A Look at Managed Futures and DBMF Performance in February

Markets entered the price of perfection early in the year that the US would avoid a major recession, Fed rate hikes would end soon, and inflation would quickly return to near its 2% target rate. . It’s a narrative that has changed over the past month and Andrew Beer, co-portfolio manager of iMGP DBi Managed Futures Strategy ETF (DBMF) and Managing Member of Dynamic Beta Investments, discussed these changes, managed futures strategies and fund performance in a DBMF Monthly Summary.

Markets have been caught in a paradoxical cycle of good economic data leading to market declines on fears of an aggressive Fed response, as the economic slowdown has been cheered by markets over the past year. That created a market of protracted volatility, but that volatility could drag on for years, according to advisers and analysts who experimented with investing in the 1970s, Beer said. Analysts believe that the excessive stock market environment and the recovery of the 2010s will take years to unravel and mean a difficult market environment in the future.

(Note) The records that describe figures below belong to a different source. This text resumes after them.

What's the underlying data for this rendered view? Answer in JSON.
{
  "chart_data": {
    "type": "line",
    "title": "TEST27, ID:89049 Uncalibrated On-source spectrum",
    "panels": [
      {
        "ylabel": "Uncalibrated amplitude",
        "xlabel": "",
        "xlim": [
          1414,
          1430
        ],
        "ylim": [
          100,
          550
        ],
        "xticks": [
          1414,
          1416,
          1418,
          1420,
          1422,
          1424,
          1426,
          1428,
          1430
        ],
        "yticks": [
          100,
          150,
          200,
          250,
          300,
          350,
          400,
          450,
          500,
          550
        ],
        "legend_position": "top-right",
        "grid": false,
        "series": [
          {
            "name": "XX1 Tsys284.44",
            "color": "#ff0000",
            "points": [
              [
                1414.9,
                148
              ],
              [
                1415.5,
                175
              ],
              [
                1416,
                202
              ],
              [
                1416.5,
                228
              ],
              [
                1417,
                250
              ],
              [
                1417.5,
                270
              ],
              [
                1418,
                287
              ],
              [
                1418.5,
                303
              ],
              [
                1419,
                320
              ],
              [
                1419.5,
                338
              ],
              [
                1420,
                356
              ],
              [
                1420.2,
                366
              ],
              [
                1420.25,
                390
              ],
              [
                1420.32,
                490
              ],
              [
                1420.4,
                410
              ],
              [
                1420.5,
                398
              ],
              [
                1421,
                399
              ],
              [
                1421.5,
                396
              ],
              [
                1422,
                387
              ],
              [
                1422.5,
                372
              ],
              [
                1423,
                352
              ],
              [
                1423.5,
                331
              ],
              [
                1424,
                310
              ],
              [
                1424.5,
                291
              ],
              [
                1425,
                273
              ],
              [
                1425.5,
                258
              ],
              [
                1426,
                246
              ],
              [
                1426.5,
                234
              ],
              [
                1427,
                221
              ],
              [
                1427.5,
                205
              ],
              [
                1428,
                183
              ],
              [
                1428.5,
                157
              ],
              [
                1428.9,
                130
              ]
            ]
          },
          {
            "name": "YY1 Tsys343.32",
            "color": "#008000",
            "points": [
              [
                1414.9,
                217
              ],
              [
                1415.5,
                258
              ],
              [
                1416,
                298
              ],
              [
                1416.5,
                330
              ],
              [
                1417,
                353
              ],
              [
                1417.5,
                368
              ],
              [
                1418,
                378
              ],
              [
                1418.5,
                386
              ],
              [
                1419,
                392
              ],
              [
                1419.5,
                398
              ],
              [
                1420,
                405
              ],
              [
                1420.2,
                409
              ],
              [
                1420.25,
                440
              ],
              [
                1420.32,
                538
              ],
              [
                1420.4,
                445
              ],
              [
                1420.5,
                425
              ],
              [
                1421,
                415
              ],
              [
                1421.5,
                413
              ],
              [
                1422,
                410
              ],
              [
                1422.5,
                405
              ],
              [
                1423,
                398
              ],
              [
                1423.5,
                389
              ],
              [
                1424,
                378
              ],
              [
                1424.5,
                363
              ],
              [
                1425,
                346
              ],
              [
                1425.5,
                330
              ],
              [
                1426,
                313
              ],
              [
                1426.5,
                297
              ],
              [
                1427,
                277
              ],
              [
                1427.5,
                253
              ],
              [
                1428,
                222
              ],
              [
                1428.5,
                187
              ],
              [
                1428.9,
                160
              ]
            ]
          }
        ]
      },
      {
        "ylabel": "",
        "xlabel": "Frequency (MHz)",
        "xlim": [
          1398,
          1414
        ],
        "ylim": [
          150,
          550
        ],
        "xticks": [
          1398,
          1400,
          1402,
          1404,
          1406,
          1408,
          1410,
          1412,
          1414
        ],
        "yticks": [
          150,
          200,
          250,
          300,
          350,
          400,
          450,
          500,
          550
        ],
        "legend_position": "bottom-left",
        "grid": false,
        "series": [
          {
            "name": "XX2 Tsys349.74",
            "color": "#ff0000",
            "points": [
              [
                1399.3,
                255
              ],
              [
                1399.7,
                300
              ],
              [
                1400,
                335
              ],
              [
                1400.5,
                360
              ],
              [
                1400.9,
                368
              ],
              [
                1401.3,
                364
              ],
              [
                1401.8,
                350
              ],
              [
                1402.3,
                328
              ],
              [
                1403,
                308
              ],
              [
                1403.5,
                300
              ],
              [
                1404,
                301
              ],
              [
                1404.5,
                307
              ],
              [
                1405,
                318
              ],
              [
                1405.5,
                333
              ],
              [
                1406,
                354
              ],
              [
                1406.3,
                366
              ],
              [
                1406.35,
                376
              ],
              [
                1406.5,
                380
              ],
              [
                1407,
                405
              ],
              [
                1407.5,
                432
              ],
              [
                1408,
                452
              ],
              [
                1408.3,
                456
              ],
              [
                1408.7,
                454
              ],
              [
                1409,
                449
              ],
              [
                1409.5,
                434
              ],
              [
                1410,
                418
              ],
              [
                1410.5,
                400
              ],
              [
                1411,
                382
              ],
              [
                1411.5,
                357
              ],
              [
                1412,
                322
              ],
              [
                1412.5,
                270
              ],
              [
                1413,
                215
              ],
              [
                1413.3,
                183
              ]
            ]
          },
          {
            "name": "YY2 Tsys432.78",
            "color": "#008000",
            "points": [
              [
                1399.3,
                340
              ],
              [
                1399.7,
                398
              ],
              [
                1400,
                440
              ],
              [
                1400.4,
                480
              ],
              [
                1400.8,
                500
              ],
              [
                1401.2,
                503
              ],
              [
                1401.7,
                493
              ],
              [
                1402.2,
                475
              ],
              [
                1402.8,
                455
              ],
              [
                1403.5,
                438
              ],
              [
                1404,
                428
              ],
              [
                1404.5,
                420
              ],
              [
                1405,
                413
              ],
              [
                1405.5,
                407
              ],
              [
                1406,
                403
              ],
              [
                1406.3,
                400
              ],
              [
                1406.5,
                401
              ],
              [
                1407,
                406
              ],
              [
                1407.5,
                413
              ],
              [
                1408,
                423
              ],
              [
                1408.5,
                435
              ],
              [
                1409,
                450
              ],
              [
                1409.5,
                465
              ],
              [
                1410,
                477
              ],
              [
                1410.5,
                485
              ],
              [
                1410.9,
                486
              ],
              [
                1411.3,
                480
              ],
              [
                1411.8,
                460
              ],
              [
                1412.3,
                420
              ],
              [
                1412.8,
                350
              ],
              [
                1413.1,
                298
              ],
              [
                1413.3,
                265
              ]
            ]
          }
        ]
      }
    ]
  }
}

Managed futures hedge funds saw a range of performance in February, with the overall space up but individual funds spanning the performance spectrum: In February, DBMF’s price rose 0.8% but fell -2.5% compared to the SG CTA Hedge Fund index.

“These kinds of swings are natural for our strategy: replication works incredibly well but not perfectly,” Beer said, explaining that DBMF outperforms the index the vast majority of the time, but has quarters where it lags before catching up. .

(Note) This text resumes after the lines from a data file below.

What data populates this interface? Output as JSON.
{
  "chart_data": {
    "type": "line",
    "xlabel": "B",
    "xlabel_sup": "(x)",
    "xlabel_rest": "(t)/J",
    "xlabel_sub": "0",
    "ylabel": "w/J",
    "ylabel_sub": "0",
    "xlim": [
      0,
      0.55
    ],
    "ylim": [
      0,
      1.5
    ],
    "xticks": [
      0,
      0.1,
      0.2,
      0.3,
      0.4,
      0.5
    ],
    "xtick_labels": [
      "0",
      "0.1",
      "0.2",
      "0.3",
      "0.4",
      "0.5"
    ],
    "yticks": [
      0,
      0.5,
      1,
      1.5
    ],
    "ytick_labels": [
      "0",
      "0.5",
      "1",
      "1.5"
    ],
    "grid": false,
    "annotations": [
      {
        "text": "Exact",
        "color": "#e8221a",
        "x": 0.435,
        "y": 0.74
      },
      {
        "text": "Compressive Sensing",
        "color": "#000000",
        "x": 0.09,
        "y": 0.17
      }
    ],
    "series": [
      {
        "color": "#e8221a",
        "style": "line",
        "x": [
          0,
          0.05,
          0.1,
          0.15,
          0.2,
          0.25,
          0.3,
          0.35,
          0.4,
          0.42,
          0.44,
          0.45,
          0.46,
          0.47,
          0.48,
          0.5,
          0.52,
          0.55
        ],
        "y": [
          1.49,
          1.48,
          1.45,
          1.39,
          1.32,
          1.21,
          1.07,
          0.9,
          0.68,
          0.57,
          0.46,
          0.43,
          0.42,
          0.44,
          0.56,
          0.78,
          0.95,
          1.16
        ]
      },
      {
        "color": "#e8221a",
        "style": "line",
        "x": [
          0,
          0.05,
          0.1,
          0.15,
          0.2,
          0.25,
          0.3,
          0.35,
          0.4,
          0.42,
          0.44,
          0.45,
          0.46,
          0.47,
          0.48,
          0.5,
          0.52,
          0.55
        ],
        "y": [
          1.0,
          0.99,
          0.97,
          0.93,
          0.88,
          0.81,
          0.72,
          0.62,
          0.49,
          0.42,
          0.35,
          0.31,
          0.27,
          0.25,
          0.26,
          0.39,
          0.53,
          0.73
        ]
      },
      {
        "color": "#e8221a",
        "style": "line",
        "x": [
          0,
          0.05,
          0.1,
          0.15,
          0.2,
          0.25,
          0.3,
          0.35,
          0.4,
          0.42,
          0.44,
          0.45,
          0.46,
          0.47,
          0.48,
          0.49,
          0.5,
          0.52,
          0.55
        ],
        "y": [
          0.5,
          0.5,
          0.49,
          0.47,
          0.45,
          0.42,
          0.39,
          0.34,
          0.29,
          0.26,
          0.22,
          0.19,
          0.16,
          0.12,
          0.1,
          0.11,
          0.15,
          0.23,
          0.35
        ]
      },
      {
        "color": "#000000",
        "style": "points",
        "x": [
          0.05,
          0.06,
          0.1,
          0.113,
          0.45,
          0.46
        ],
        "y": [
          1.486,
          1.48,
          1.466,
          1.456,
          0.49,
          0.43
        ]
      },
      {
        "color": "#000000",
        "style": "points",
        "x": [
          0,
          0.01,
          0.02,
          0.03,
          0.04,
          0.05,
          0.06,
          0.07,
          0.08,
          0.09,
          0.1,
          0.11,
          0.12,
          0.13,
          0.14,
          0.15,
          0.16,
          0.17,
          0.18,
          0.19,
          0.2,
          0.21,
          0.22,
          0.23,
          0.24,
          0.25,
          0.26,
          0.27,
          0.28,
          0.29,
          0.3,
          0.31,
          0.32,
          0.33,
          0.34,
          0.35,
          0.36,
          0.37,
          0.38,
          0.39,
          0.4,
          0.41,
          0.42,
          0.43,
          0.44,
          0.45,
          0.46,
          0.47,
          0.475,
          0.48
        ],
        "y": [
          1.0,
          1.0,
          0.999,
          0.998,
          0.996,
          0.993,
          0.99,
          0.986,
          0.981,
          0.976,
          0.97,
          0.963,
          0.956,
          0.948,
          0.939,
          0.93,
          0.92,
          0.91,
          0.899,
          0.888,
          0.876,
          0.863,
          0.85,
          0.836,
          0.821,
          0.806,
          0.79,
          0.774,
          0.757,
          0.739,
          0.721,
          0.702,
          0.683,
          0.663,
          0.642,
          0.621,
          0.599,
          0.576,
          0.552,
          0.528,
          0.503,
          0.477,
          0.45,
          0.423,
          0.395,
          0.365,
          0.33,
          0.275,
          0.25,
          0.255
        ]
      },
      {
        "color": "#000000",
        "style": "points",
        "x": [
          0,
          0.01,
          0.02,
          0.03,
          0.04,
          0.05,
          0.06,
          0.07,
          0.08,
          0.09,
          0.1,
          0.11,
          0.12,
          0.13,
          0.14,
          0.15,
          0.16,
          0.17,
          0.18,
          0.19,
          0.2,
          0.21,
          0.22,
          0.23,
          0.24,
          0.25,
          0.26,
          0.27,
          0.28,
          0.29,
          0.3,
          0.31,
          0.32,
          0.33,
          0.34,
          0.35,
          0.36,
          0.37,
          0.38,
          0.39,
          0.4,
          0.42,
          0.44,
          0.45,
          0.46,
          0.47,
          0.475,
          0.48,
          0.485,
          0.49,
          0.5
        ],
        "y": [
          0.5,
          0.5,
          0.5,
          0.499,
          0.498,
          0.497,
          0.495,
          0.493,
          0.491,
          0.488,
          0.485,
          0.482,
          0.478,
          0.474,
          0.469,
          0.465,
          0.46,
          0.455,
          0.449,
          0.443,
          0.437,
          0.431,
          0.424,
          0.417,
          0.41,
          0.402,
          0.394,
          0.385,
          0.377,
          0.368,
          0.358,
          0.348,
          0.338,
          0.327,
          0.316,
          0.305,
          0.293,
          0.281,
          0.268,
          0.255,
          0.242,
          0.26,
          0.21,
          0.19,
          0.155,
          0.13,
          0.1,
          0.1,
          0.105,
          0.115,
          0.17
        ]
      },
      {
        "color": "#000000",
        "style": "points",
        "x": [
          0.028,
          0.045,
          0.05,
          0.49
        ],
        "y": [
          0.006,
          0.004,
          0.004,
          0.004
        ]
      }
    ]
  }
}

In February, the fund’s gainer was a short position in Treasuries, while a move into long positions in non-US developed markets dragged gains lower. This positioning is in line with the outlook that in a structurally higher rate global economy, value stocks are potentially positioned for better performance, with non-US stocks providing cheaper exposure to value. All of this has resulted in a more balanced portfolio for DBMF’s holdings compared to its inflation positioning for much of last year.

“That’s…what I would expect to see: we have these two very divergent views in the markets and the funds are trying to find ways to express both sides, hopefully in a way that generates stable and incremental returns through market fluctuations,” Beer said. explain.

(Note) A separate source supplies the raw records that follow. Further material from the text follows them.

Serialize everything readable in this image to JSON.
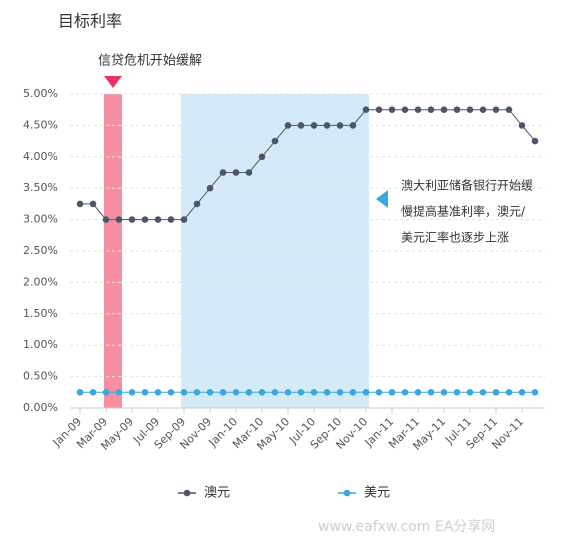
{
  "chart_data": {
    "type": "line",
    "title": "目标利率",
    "annotations": {
      "crisis": "信贷危机开始缓解",
      "rba": [
        "澳大利亚储备银行开始缓",
        "慢提高基准利率，澳元/",
        "美元汇率也逐步上涨"
      ]
    },
    "watermark": "www.eafxw.com   EA分享网",
    "categories": [
      "Jan-09",
      null,
      "Mar-09",
      null,
      "May-09",
      null,
      "Jul-09",
      null,
      "Sep-09",
      null,
      "Nov-09",
      null,
      "Jan-10",
      null,
      "Mar-10",
      null,
      "May-10",
      null,
      "Jul-10",
      null,
      "Sep-10",
      null,
      "Nov-10",
      null,
      "Jan-11",
      null,
      "Mar-11",
      null,
      "May-11",
      null,
      "Jul-11",
      null,
      "Sep-11",
      null,
      "Nov-11",
      null
    ],
    "series": [
      {
        "name": "澳元",
        "color": "#4d5668",
        "values": [
          3.25,
          3.25,
          3.0,
          3.0,
          3.0,
          3.0,
          3.0,
          3.0,
          3.0,
          3.25,
          3.5,
          3.75,
          3.75,
          3.75,
          4.0,
          4.25,
          4.5,
          4.5,
          4.5,
          4.5,
          4.5,
          4.5,
          4.75,
          4.75,
          4.75,
          4.75,
          4.75,
          4.75,
          4.75,
          4.75,
          4.75,
          4.75,
          4.75,
          4.75,
          4.5,
          4.25
        ]
      },
      {
        "name": "美元",
        "color": "#3ba6e0",
        "values": [
          0.25,
          0.25,
          0.25,
          0.25,
          0.25,
          0.25,
          0.25,
          0.25,
          0.25,
          0.25,
          0.25,
          0.25,
          0.25,
          0.25,
          0.25,
          0.25,
          0.25,
          0.25,
          0.25,
          0.25,
          0.25,
          0.25,
          0.25,
          0.25,
          0.25,
          0.25,
          0.25,
          0.25,
          0.25,
          0.25,
          0.25,
          0.25,
          0.25,
          0.25,
          0.25,
          0.25
        ]
      }
    ],
    "ylim": [
      0,
      5
    ],
    "yticks": [
      {
        "value": 0,
        "label": "0.00%"
      },
      {
        "value": 0.5,
        "label": "0.50%"
      },
      {
        "value": 1,
        "label": "1.00%"
      },
      {
        "value": 1.5,
        "label": "1.50%"
      },
      {
        "value": 2,
        "label": "2.00%"
      },
      {
        "value": 2.5,
        "label": "2.50%"
      },
      {
        "value": 3,
        "label": "3.00%"
      },
      {
        "value": 3.5,
        "label": "3.50%"
      },
      {
        "value": 4,
        "label": "4.00%"
      },
      {
        "value": 4.5,
        "label": "4.50%"
      },
      {
        "value": 5,
        "label": "5.00%"
      }
    ],
    "grid": true,
    "legend": "bottom"
  }
}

The DBMF remains uncorrelated to stocks and bonds, with a stronger negative correlation to bonds due to last year’s capitalization on bond underperformance, a correlation that Beer expects to stabilize closer to zero over the next five years.

What to expect from Managed Futures strategies

Much remains unknown about the Fed’s interest rate trajectory, especially given the recent collapse of Silicon Valley Bank and other banks that has occurred since Beer’s fund visit on March 8. a strategy will work as markets begin to stabilize toward more “normal” conditions over the next five years.

“Given that our cash today is yielding over 4% and with our ability to reduce fees and expenses, I hope we will be able to deliver high single-digit returns simply by capitalizing on fluctuations. market normals,” Bière said. “In a sense, riding waves that may not be tsunamis like last year, but which should hopefully be large enough to create opportunities for earn money.”

For advisers concerned about the risk of futures exposure, Beer is quick to point out that the S&P 500 has seen two major periods of declines greater than 40% in the past two decades and that bonds, while stable for the most part fell 17% last time. year, giving up five years of performance in the process.

A Look at Managed Futures and DBMF Performance in February

Source of images: Dynamic beta investments

“Managed futures contracts experience periodic declines in the 10% range but have never had declines greater than 14%,” Beer said. “It’s pretty amazing. that’s a drawdown of less than a third of stocks twice now, and now less than bonds.

THE iMGP DBi Managed Futures Strategy ETF (DBMF) enables the diversification of portfolios on asset classes not correlated to traditional stocks or bonds. It is an actively managed fund that uses long and short positions in the futures market across multiple asset classes: domestic equities, fixed income, currencies and commodities (through its Cayman Islands subsidiary).

The fund’s position in domestically managed futures and futures is determined by the dynamic beta engine, which analyzes the 60-day performance of CTA hedge funds and then determines a portfolio of liquid contracts that would mimic the average fund performance speculative (and not the post office).

DBMF takes long positions in derivatives with exposures to asset classes, sectors or markets that are expected to rise in value and takes short positions in derivatives with exposures that are expected to fall in value.

DBMF has a management fee of 0.85%.

For more news, information and analysis, visit the Managed Futures Channel.

Learn more at ETFtrends.com.

The views and opinions expressed herein are the views and opinions of the author and do not necessarily reflect those of Nasdaq, Inc.